Our finding of a lower sensitivity of EUS-FNA in patients with chronic pancreatitis during first forty procedures, compared to those without chronic pancreatitis is noteworthy for clinical significance, and it is compatible with previous reports of a lower sensitivity in patients with chronic pancreatitis (53.5%), compared to patients without chronic pancreatitis (89.3%) [10]. The higher risk for a false-negative result in patients with chronic pancreatitis has been previously reported [11]. The diagnostic yield for patients with chronic pancreatitis may improve by increasing the number of passes [11, 12]. However, we did not identify an effect of the number of passes on the diagnostic success of EUS-FNA among patients with chronic pancreatitis. The rate of false-negative cytological results decreased after 40 procedures were performed without increasing the number of FNA passes or changing needle gauge or type. Hence, we attributed this to the experience level of the endoscopist in processing and deciding the smear while adjusting suction methods in next pass [12]. The level of experience of the endoscopist was also ascertained as a factor affecting the adequacy of samples obtained. Some studies attributed false-negative diagnoses to the technical difficulty in obtaining a sufficient tissue volume [13, 14], which means that obtaining sufficient experience is key to achieving a good diagnostic yield [15]. In our study, a stable diagnostic yield (> 80%) was achieved after performing > 40 procedures—a finding that was compatible with previously reported learning data [16,17,18].
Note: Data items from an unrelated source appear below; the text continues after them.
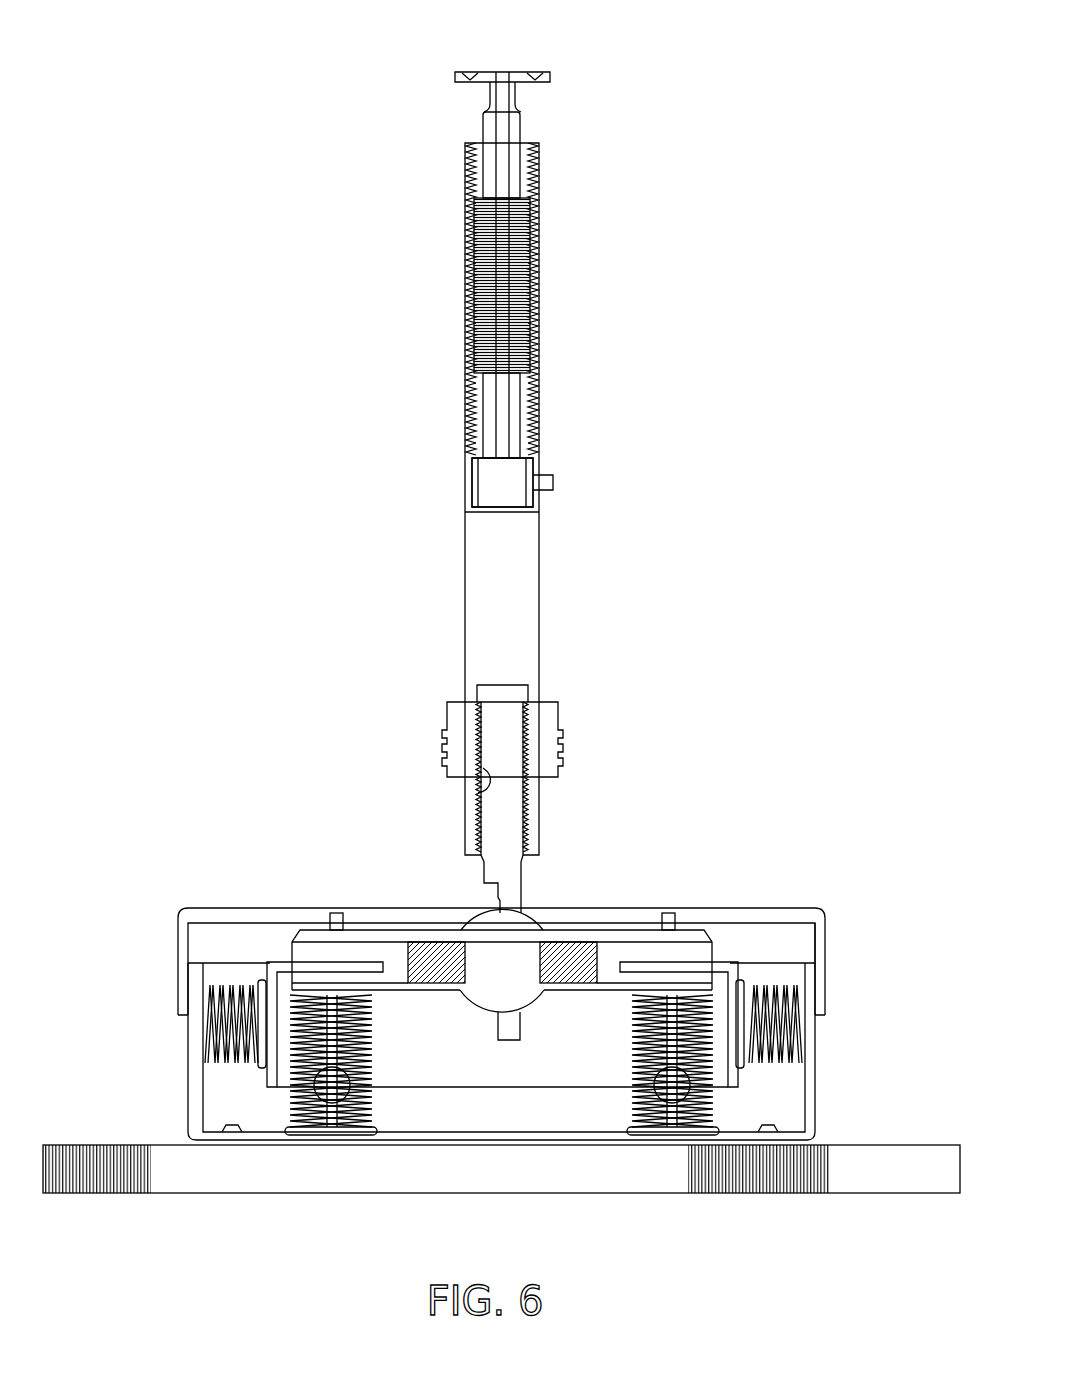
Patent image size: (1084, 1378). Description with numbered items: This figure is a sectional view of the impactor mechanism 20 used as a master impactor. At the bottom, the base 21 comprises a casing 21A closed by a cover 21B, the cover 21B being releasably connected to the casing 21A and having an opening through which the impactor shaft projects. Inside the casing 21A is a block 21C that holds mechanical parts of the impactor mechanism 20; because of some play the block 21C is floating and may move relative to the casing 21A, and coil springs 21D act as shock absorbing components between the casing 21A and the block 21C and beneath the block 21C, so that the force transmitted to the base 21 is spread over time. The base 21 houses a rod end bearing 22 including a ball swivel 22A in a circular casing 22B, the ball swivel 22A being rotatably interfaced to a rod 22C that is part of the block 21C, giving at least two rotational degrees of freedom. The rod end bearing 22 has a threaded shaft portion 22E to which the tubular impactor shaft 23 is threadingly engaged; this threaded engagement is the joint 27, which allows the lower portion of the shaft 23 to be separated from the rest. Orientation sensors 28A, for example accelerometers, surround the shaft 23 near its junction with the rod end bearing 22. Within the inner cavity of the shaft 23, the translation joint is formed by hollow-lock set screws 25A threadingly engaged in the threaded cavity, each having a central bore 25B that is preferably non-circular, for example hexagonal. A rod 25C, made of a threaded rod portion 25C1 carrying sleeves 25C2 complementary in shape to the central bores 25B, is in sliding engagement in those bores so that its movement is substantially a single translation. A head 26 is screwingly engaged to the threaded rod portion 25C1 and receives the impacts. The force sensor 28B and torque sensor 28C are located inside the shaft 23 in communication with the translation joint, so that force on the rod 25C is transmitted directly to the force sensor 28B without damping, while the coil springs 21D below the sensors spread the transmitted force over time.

The impactor mechanism 20 is at (770, 452).
The base 21 is at (825, 879).
The casing 21A is at (820, 1062).
The cover 21B is at (828, 941).
The block 21C is at (505, 1068).
The coil springs 21D is at (343, 1120).
The rod end bearing 22 is at (576, 883).
The ball swivel 22A is at (488, 930).
The circular casing 22B is at (520, 913).
The rod 22C is at (362, 932).
The shaft portion 22E is at (493, 816).
The impactor shaft 23 is at (540, 607).
The hollow-lock set screws 25A is at (539, 182).
The central bore 25B is at (530, 408).
The rod 25C is at (505, 280).
The threaded rod portion 25C1 is at (520, 137).
The sleeves 25C2 is at (484, 135).
The head 26 is at (545, 71).
The joint 27 is at (483, 768).
The orientation sensors 28A is at (560, 750).
The force sensor 28B is at (485, 493).
The torque sensor 28C is at (485, 493).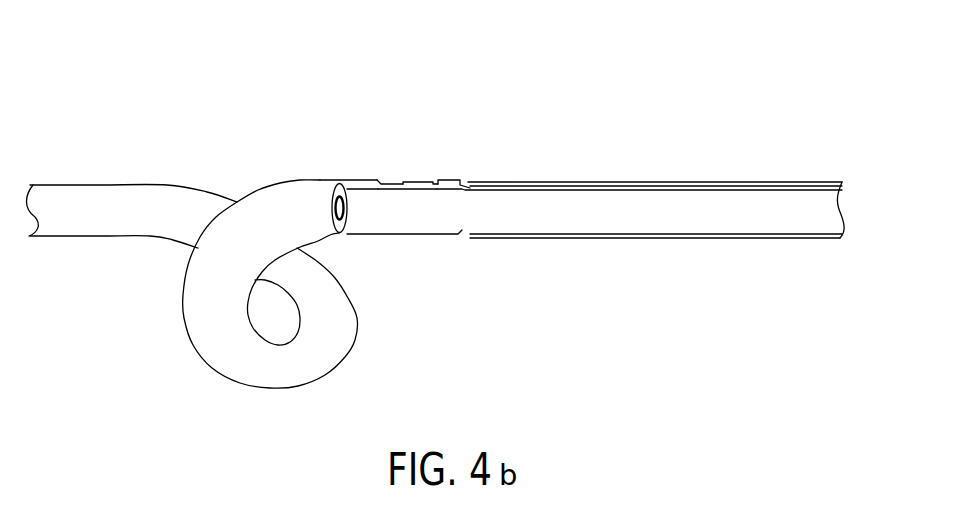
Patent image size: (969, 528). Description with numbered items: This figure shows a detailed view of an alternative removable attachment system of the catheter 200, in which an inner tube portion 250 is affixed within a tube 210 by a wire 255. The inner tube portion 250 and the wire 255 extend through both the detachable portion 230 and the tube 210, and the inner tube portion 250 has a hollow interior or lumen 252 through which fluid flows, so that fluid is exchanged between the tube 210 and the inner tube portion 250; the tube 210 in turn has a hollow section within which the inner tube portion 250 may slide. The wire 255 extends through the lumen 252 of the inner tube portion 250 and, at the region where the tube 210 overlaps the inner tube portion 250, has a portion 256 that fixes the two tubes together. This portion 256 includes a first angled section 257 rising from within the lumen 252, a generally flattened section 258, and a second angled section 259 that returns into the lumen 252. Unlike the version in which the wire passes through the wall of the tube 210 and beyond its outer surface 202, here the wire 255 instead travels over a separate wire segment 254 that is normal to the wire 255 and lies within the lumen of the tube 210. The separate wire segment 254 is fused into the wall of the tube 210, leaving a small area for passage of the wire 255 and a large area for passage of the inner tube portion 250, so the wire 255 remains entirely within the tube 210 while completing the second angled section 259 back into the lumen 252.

The catheter 200 is at (143, 121).
The outer surface 202 is at (310, 178).
The tube 210 is at (267, 246).
The detachable portion 230 is at (594, 182).
The inner tube portion 250 is at (570, 220).
The lumen 252 is at (449, 224).
The separate wire segment 254 is at (406, 182).
The wire 255 is at (789, 189).
The portion 256 is at (390, 142).
The first angled section 257 is at (437, 182).
The generally flattened section 258 is at (412, 182).
The second angled section 259 is at (378, 182).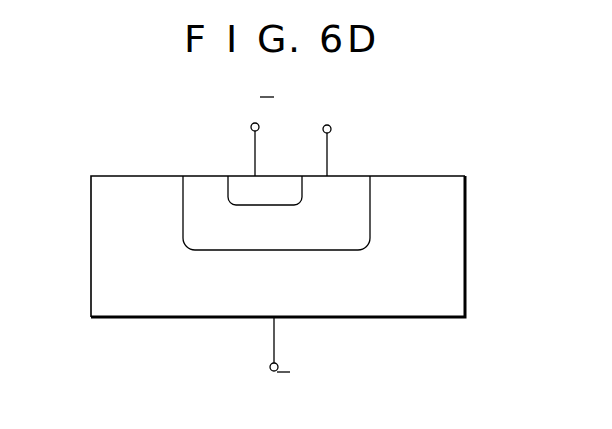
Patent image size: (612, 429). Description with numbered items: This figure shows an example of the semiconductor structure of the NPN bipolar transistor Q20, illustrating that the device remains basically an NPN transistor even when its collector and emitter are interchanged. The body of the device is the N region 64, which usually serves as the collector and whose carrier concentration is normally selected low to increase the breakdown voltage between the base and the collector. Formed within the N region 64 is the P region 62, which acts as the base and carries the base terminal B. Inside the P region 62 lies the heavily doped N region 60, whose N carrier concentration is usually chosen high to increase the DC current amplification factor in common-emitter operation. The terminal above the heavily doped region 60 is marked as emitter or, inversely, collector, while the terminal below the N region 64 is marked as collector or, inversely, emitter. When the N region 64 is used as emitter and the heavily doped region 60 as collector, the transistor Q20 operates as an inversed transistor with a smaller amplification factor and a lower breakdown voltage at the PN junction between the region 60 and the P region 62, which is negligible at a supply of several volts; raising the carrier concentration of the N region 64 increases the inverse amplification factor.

The transistor Q20 is at (467, 243).
The N+ region 60 is at (241, 185).
The P region 62 is at (350, 195).
The N region 64 is at (450, 285).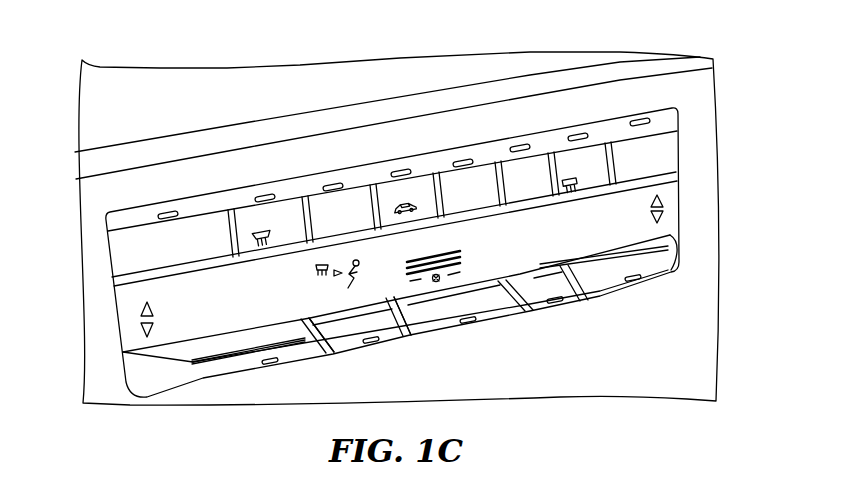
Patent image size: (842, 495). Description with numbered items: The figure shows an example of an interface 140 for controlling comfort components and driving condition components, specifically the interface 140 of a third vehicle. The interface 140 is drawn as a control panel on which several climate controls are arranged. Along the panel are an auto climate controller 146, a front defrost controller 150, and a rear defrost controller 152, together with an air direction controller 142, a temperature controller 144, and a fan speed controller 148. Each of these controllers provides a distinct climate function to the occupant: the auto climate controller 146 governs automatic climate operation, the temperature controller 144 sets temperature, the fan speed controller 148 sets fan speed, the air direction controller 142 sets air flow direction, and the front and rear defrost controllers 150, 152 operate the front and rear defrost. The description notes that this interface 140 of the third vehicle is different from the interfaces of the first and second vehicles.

As regards the FNA puncture routes, trans-duodenal lesions are more difficult compared with trans-gastric lesions, based on the puncture angle and relative anatomical complexities of the pancreas [19]. Varadarajulu suggested FNA should be performed with smaller calibre or flexible needle in trans-duodenal lesions [19]. In our study, the low rate of FNA cytological diagnosis was improved after 40 procedures without changing the FNA needles.

Our analysis of learning is, however, limited, as we included only 2 endoscopists, whose training centres and performance conditions were common. Moreover, we did not include procedure time or the effects of other EUS-related factors in our analysis of the diagnostic yield.

Conclusions

We conclude that satisfactory EUS-FNA sampling may be achieved after a minimum of 40 procedures. In the first 40 procedures, patients with chronic pancreatitis or underwent trans-duodenal FNA route were at the risk of false-negative cytological diagnosis.